Selain Rene, ada beberapa tokoh penting lain dalam novel 12 Menit ini. Tokoh-tokoh dengan keistimewaan masing-masing, yang membuat novel ini semakin sarat dengan permainan emosi.

Tokoh pertama yang sangat menarik hati saya adalah Tara. Tara adalah seorang anak yang mempunyai keterbatasan pendengaran, sejak mengalami kecelakaan beberapa tahun silam – yang sekaligus merenggut nyawa ayahnya. Ia menjadi anak yang sangat tertutup dan minder sejak saat itu. Kadang tak terkontrol emosinya. Terlebih ia merasa sendiri, karna ibunya memutuskan untuk melanjutkan studi ke luar negeri, sehingga Tara hanya tinggal bersama kakek dan neneknya di Bontang. Kakek dan Nenek Tara amat sabar dan menyayangi Tara. Mereka tak lelah membesarkan hati Tara, hingga akhirnya Tara bersedia bergabung dengan Marching Band Bontang Pupuk Kaltim. Meski punya keterbatasan pendengaran, Tara sangat menguasai nada-nada snare drum. Namun tak ayal, Tara tetap tak terhindarkan dari kesalahan-kesalahan, yang kadang tak bisa ditolerir oleh idealisme Rene. Pada suatu hari, saat hari dihelatnya GPMB semakin dekat, Tara membuat kesalahan. Sialnya, Rene tak bisa mengendalikan emosinya. Rene marah, dan mengucapkan kalimat yang mengiris sisi paling sensitif hati Tara.
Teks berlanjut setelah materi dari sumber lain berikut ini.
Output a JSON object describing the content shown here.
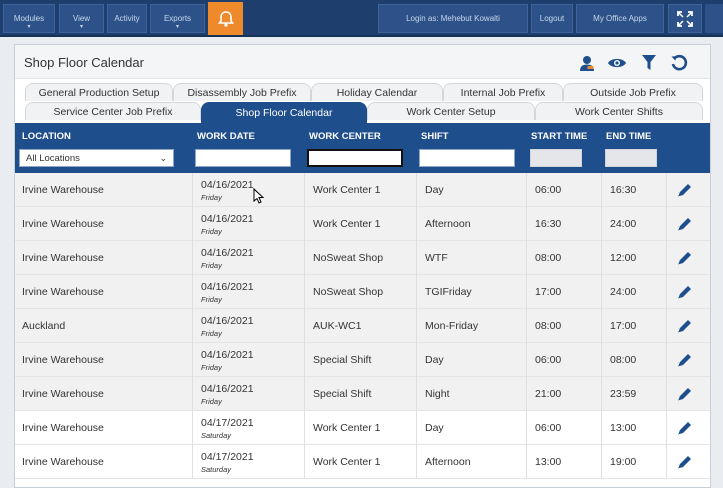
{
  "nav": {
    "buttons": [
      "Modules",
      "View",
      "Activity",
      "Exports"
    ],
    "login_text": "Login as: Mehebut Kowalti",
    "logout": "Logout",
    "office_apps": "My Office Apps"
  },
  "panel": {
    "title": "Shop Floor Calendar"
  },
  "tabs": {
    "row1": [
      "General Production Setup",
      "Disassembly Job Prefix",
      "Holiday Calendar",
      "Internal Job Prefix",
      "Outside Job Prefix"
    ],
    "row2": [
      "Service Center Job Prefix",
      "Shop Floor Calendar",
      "Work Center Setup",
      "Work Center Shifts"
    ]
  },
  "columns": [
    "LOCATION",
    "WORK DATE",
    "WORK CENTER",
    "SHIFT",
    "START TIME",
    "END TIME"
  ],
  "filters": {
    "location_selected": "All Locations"
  },
  "rows": [
    {
      "location": "Irvine Warehouse",
      "date": "04/16/2021",
      "day": "Friday",
      "center": "Work Center 1",
      "shift": "Day",
      "start": "06:00",
      "end": "16:30"
    },
    {
      "location": "Irvine Warehouse",
      "date": "04/16/2021",
      "day": "Friday",
      "center": "Work Center 1",
      "shift": "Afternoon",
      "start": "16:30",
      "end": "24:00"
    },
    {
      "location": "Irvine Warehouse",
      "date": "04/16/2021",
      "day": "Friday",
      "center": "NoSweat Shop",
      "shift": "WTF",
      "start": "08:00",
      "end": "12:00"
    },
    {
      "location": "Irvine Warehouse",
      "date": "04/16/2021",
      "day": "Friday",
      "center": "NoSweat Shop",
      "shift": "TGIFriday",
      "start": "17:00",
      "end": "24:00"
    },
    {
      "location": "Auckland",
      "date": "04/16/2021",
      "day": "Friday",
      "center": "AUK-WC1",
      "shift": "Mon-Friday",
      "start": "08:00",
      "end": "17:00"
    },
    {
      "location": "Irvine Warehouse",
      "date": "04/16/2021",
      "day": "Friday",
      "center": "Special Shift",
      "shift": "Day",
      "start": "06:00",
      "end": "08:00"
    },
    {
      "location": "Irvine Warehouse",
      "date": "04/16/2021",
      "day": "Friday",
      "center": "Special Shift",
      "shift": "Night",
      "start": "21:00",
      "end": "23:59"
    },
    {
      "location": "Irvine Warehouse",
      "date": "04/17/2021",
      "day": "Saturday",
      "center": "Work Center 1",
      "shift": "Day",
      "start": "06:00",
      "end": "13:00"
    },
    {
      "location": "Irvine Warehouse",
      "date": "04/17/2021",
      "day": "Saturday",
      "center": "Work Center 1",
      "shift": "Afternoon",
      "start": "13:00",
      "end": "19:00"
    }
  ],
  "colors": {
    "nav_bg": "#1e3f6e",
    "accent_orange": "#ef8a2c",
    "header_blue": "#1f4e8c",
    "icon_blue": "#1f4e8c"
  }
}
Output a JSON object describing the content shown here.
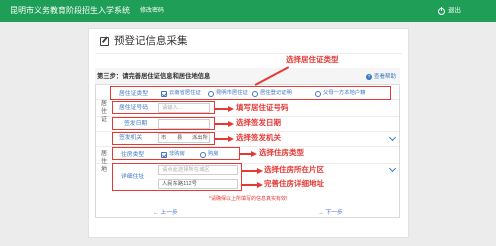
{
  "header": {
    "title": "昆明市义务教育阶段招生入学系统",
    "logout_link": "修改密码",
    "logout_button": "退出"
  },
  "page": {
    "title": "预登记信息采集",
    "step_title": "第三步：请完善居住证信息和居住地信息",
    "help_link": "查看帮助"
  },
  "residence_permit": {
    "group_label": "居住证",
    "type_label": "居住证类型",
    "type_options": [
      {
        "label": "云南省居住证",
        "checked": true
      },
      {
        "label": "昆明市居住证",
        "checked": false
      },
      {
        "label": "居住登记证明",
        "checked": false
      },
      {
        "label": "父母一方本地户籍",
        "checked": false
      }
    ],
    "number_label": "居住证号码",
    "number_placeholder": "请输入...",
    "date_label": "签发日期",
    "authority_label": "签发机关",
    "authority_segments": [
      "市",
      "县",
      "派出所"
    ]
  },
  "residence_info": {
    "group_label": "居住地",
    "housing_label": "住房类型",
    "housing_options": [
      {
        "label": "非购房",
        "checked": true
      },
      {
        "label": "购房",
        "checked": false
      }
    ],
    "address_label": "详细住址",
    "district_placeholder": "请点此选择所在城区",
    "address_value": "人民东路112号"
  },
  "notice": "*请确保以上所填写的信息真实有效!",
  "navigation": {
    "prev": "上一步",
    "next": "下一步"
  },
  "annotations": {
    "type": "选择居住证类型",
    "number": "填写居住证号码",
    "date": "选择签发日期",
    "authority": "选择签发机关",
    "housing": "选择住房类型",
    "district": "选择住房所在片区",
    "address": "完善住房详细地址"
  },
  "colors": {
    "header_green": "#1e9e57",
    "link_blue": "#3a78c3",
    "annotation_red": "#e53935"
  }
}
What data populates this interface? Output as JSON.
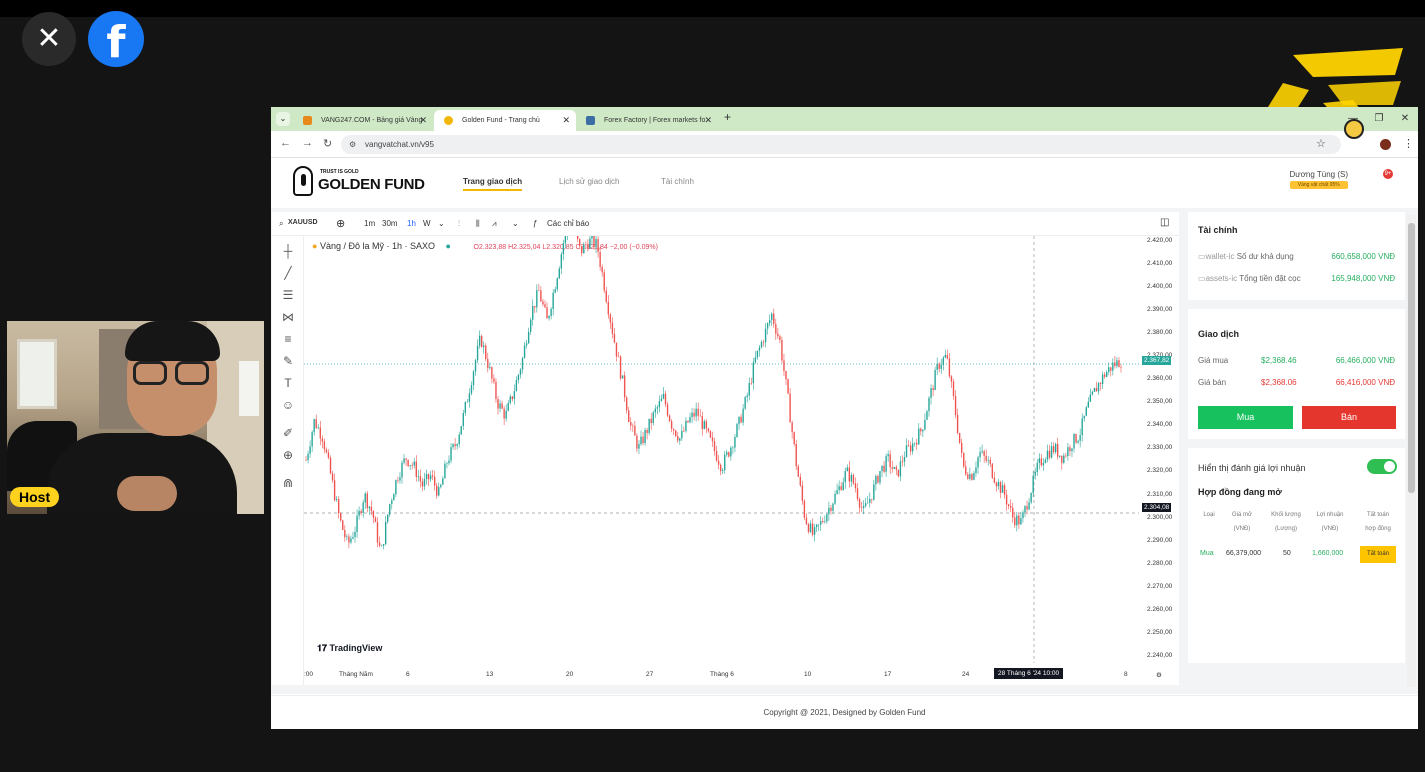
{
  "stream": {
    "host_label": "Host"
  },
  "browser": {
    "tabs": [
      {
        "title": "VANG247.COM - Bảng giá Vàng",
        "icon_color": "#e8891b"
      },
      {
        "title": "Golden Fund - Trang chủ",
        "icon_color": "#f2b705"
      },
      {
        "title": "Forex Factory | Forex markets fo",
        "icon_color": "#3a6ea5"
      }
    ],
    "url": "vangvatchat.vn/v95"
  },
  "site": {
    "brand_tagline": "TRUST IS GOLD",
    "brand_name": "GOLDEN FUND",
    "nav": [
      "Trang giao dịch",
      "Lịch sử giao dịch",
      "Tài chính"
    ],
    "user_name": "Dương Tùng (S)",
    "user_tag": "Vàng vật chất 95%",
    "notif_count": "9+",
    "footer": "Copyright @ 2021, Designed by Golden Fund"
  },
  "chart_toolbar": {
    "symbol": "XAUUSD",
    "intervals": [
      "1m",
      "30m",
      "1h",
      "W"
    ],
    "active_interval": "1h",
    "indicators": "Các chỉ báo"
  },
  "chart_data": {
    "type": "line",
    "symbol_label": "Vàng / Đô la Mỹ · 1h · SAXO",
    "ohlc_text": "O2.323,88 H2.325,04 L2.320,85 C2.321,84 −2,00 (−0.09%)",
    "ylim": [
      2237,
      2422
    ],
    "yticks": [
      "2.420,00",
      "2.410,00",
      "2.400,00",
      "2.390,00",
      "2.380,00",
      "2.370,00",
      "2.360,00",
      "2.350,00",
      "2.340,00",
      "2.330,00",
      "2.320,00",
      "2.310,00",
      "2.300,00",
      "2.290,00",
      "2.280,00",
      "2.270,00",
      "2.260,00",
      "2.250,00",
      "2.240,00"
    ],
    "xticks": [
      ":00",
      "Tháng Năm",
      "6",
      "13",
      "20",
      "27",
      "Tháng 6",
      "10",
      "17",
      "24",
      "8"
    ],
    "crosshair_label": "28 Tháng 6 '24   10:00",
    "last_price_tag": "2.367,82",
    "crosshair_price_tag": "2.304,08",
    "series": [
      {
        "values": [
          2325,
          2342,
          2335,
          2318,
          2300,
          2288,
          2296,
          2310,
          2302,
          2284,
          2305,
          2318,
          2326,
          2322,
          2314,
          2318,
          2310,
          2325,
          2332,
          2345,
          2362,
          2378,
          2365,
          2350,
          2344,
          2355,
          2368,
          2388,
          2398,
          2385,
          2402,
          2420,
          2428,
          2415,
          2420,
          2418,
          2398,
          2378,
          2360,
          2340,
          2330,
          2338,
          2346,
          2352,
          2340,
          2334,
          2342,
          2346,
          2338,
          2330,
          2322,
          2330,
          2340,
          2352,
          2368,
          2378,
          2388,
          2376,
          2350,
          2322,
          2300,
          2292,
          2298,
          2305,
          2312,
          2320,
          2314,
          2302,
          2310,
          2320,
          2325,
          2318,
          2328,
          2332,
          2338,
          2352,
          2366,
          2370,
          2348,
          2322,
          2318,
          2328,
          2324,
          2316,
          2310,
          2300,
          2298,
          2310,
          2322,
          2328,
          2330,
          2326,
          2332,
          2336,
          2348,
          2356,
          2362,
          2366,
          2368
        ]
      }
    ]
  },
  "finance": {
    "title": "Tài chính",
    "rows": [
      {
        "icon_alt": "wallet-ic",
        "label": "Số dư khả dụng",
        "value": "660,658,000 VNĐ"
      },
      {
        "icon_alt": "assets-ic",
        "label": "Tổng tiền đặt cọc",
        "value": "165,948,000 VNĐ"
      }
    ]
  },
  "trade": {
    "title": "Giao dịch",
    "buy_label": "Giá mua",
    "buy_usd": "$2,368.46",
    "buy_vnd": "66,466,000 VNĐ",
    "sell_label": "Giá bán",
    "sell_usd": "$2,368.06",
    "sell_vnd": "66,416,000 VNĐ",
    "buy_button": "Mua",
    "sell_button": "Bán"
  },
  "contracts": {
    "toggle_label": "Hiển thị đánh giá lợi nhuận",
    "title": "Hợp đồng đang mở",
    "headers": [
      "Loại",
      "Giá mở\n(VNĐ)",
      "Khối lượng\n(Lượng)",
      "Lợi nhuận\n(VNĐ)",
      "Tất toán\nhợp đồng"
    ],
    "row": {
      "type": "Mua",
      "open": "66,379,000",
      "qty": "50",
      "profit": "1,660,000",
      "action": "Tất toán"
    }
  }
}
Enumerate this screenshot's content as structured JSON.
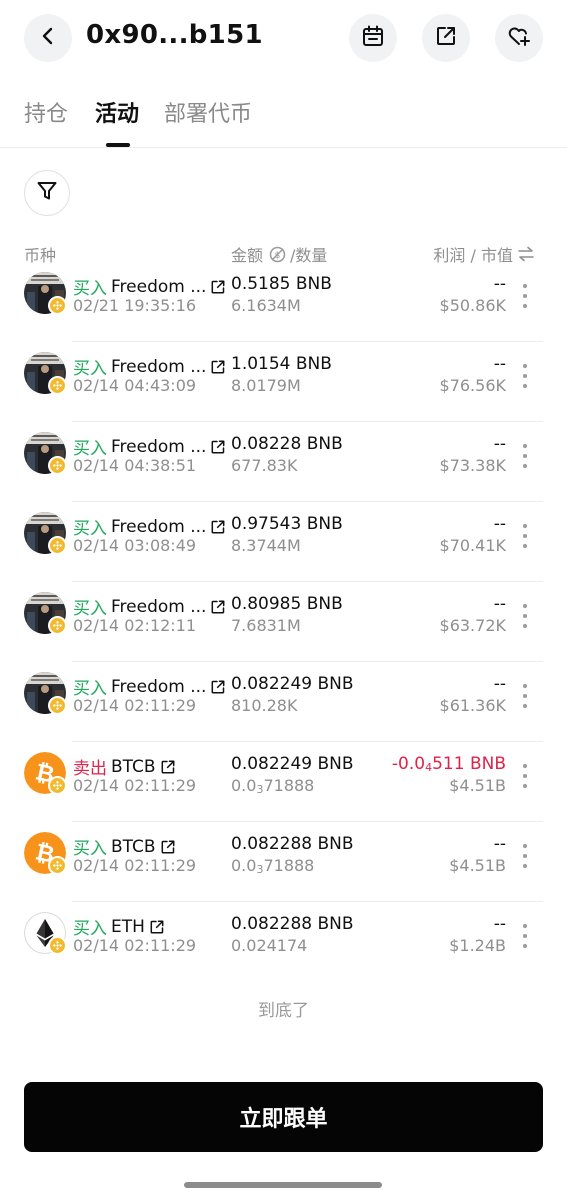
{
  "header": {
    "title": "0x90...b151",
    "icons": [
      "back-icon",
      "calendar-icon",
      "share-icon",
      "favorite-add-icon"
    ]
  },
  "tabs": [
    {
      "label": "持仓",
      "active": false
    },
    {
      "label": "活动",
      "active": true
    },
    {
      "label": "部署代币",
      "active": false
    }
  ],
  "columns": {
    "coin": "币种",
    "amount": "金额",
    "quantity": "/数量",
    "profit": "利润 / 市值"
  },
  "colors": {
    "buy": "#21a95b",
    "sell": "#e0234a",
    "bnb_badge": "#f3ba2f",
    "btc": "#f7931a"
  },
  "rows": [
    {
      "action": "买入",
      "type": "buy",
      "token": "Freedom ...",
      "icon": "freedom-token-icon",
      "time": "02/21 19:35:16",
      "amount": "0.5185 BNB",
      "qty_main": "6.1634M",
      "qty_sub": "",
      "qty_tail": "",
      "profit": "--",
      "mcap": "$50.86K"
    },
    {
      "action": "买入",
      "type": "buy",
      "token": "Freedom ...",
      "icon": "freedom-token-icon",
      "time": "02/14 04:43:09",
      "amount": "1.0154 BNB",
      "qty_main": "8.0179M",
      "qty_sub": "",
      "qty_tail": "",
      "profit": "--",
      "mcap": "$76.56K"
    },
    {
      "action": "买入",
      "type": "buy",
      "token": "Freedom ...",
      "icon": "freedom-token-icon",
      "time": "02/14 04:38:51",
      "amount": "0.08228 BNB",
      "qty_main": "677.83K",
      "qty_sub": "",
      "qty_tail": "",
      "profit": "--",
      "mcap": "$73.38K"
    },
    {
      "action": "买入",
      "type": "buy",
      "token": "Freedom ...",
      "icon": "freedom-token-icon",
      "time": "02/14 03:08:49",
      "amount": "0.97543 BNB",
      "qty_main": "8.3744M",
      "qty_sub": "",
      "qty_tail": "",
      "profit": "--",
      "mcap": "$70.41K"
    },
    {
      "action": "买入",
      "type": "buy",
      "token": "Freedom ...",
      "icon": "freedom-token-icon",
      "time": "02/14 02:12:11",
      "amount": "0.80985 BNB",
      "qty_main": "7.6831M",
      "qty_sub": "",
      "qty_tail": "",
      "profit": "--",
      "mcap": "$63.72K"
    },
    {
      "action": "买入",
      "type": "buy",
      "token": "Freedom ...",
      "icon": "freedom-token-icon",
      "time": "02/14 02:11:29",
      "amount": "0.082249 BNB",
      "qty_main": "810.28K",
      "qty_sub": "",
      "qty_tail": "",
      "profit": "--",
      "mcap": "$61.36K"
    },
    {
      "action": "卖出",
      "type": "sell",
      "token": "BTCB",
      "icon": "btc-icon",
      "time": "02/14 02:11:29",
      "amount": "0.082249 BNB",
      "qty_main": "0.0",
      "qty_sub": "3",
      "qty_tail": "71888",
      "profit": "-0.04511 BNB",
      "profit_main": "-0.0",
      "profit_sub": "4",
      "profit_tail": "511 BNB",
      "mcap": "$4.51B"
    },
    {
      "action": "买入",
      "type": "buy",
      "token": "BTCB",
      "icon": "btc-icon",
      "time": "02/14 02:11:29",
      "amount": "0.082288 BNB",
      "qty_main": "0.0",
      "qty_sub": "3",
      "qty_tail": "71888",
      "profit": "--",
      "mcap": "$4.51B"
    },
    {
      "action": "买入",
      "type": "buy",
      "token": "ETH",
      "icon": "eth-icon",
      "time": "02/14 02:11:29",
      "amount": "0.082288 BNB",
      "qty_main": "0.024174",
      "qty_sub": "",
      "qty_tail": "",
      "profit": "--",
      "mcap": "$1.24B"
    }
  ],
  "footer": {
    "end_text": "到底了",
    "cta_label": "立即跟单"
  }
}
“Terngiang-ngiang terus suara Rene yang keras tadi. Kalau telingamu tak bisa dipakai, pakai matamu! Dan, pakai hatimu!” (Hal 142)

Tara marah. Ego dan hatinya tidak terima. Ia mogok dari marching band. Memilih mengunci diri di kamar, dan menutup telinga dari semua nasehat kakek-neneknya.

“Kadang-kadang, hidup itu, ya, kayak gitu, Dek. Kayak dorong mobil di tanjakan,” jelas Opa, “susah. Berat. Capek. Tapi, kalau terus didorong, dan terus didoain, insya Allah akan sampai.” (Hal 160)

Lalu ada Elaine. Gadis pemain biola dari Ibukota yang dengan berat hati harus mengikuti orangtuanya pindah ke Bontang, karena ayahnya yang merupakan pejabat di Pupuk Kaltim dipindahtugaskan ke Bontang. Elaine sedih. Berat sekali meninggalkan kelompok musiknya di Jakarta. Di Bontang, demi memenuhi hasrat bermusik Elaine, ia bergabung dengan Marching Band Bontang Pupuk Kaltim. Meski awalnya ayahnya menentang keras keinginan Elaine itu. Bagi ayahnya, hal itu sama sekali tidak penting dan hanya membuang-buang waktu. Ayahnya ingin Elaine hanya belajar, belajar, belajar agar kelak menjadi ilmuan. Saat akhirnya mengijinkan Elaine bergabung dengan marching band, ayahnya mensyaratkan beberapa hal, yang jika Elaine melanggarnya, maka jangan harap ia masih bisa ada dalam marching band tersebut. Hingga akhirnya, saat tenggat waktu GPMB semakin tipis, Elaine melakukan pelanggaran. Ayahnya berang. Elaine tidak lagi diperbolehkan ikut marching band, padahal ia merupakan pemegang posisi penting.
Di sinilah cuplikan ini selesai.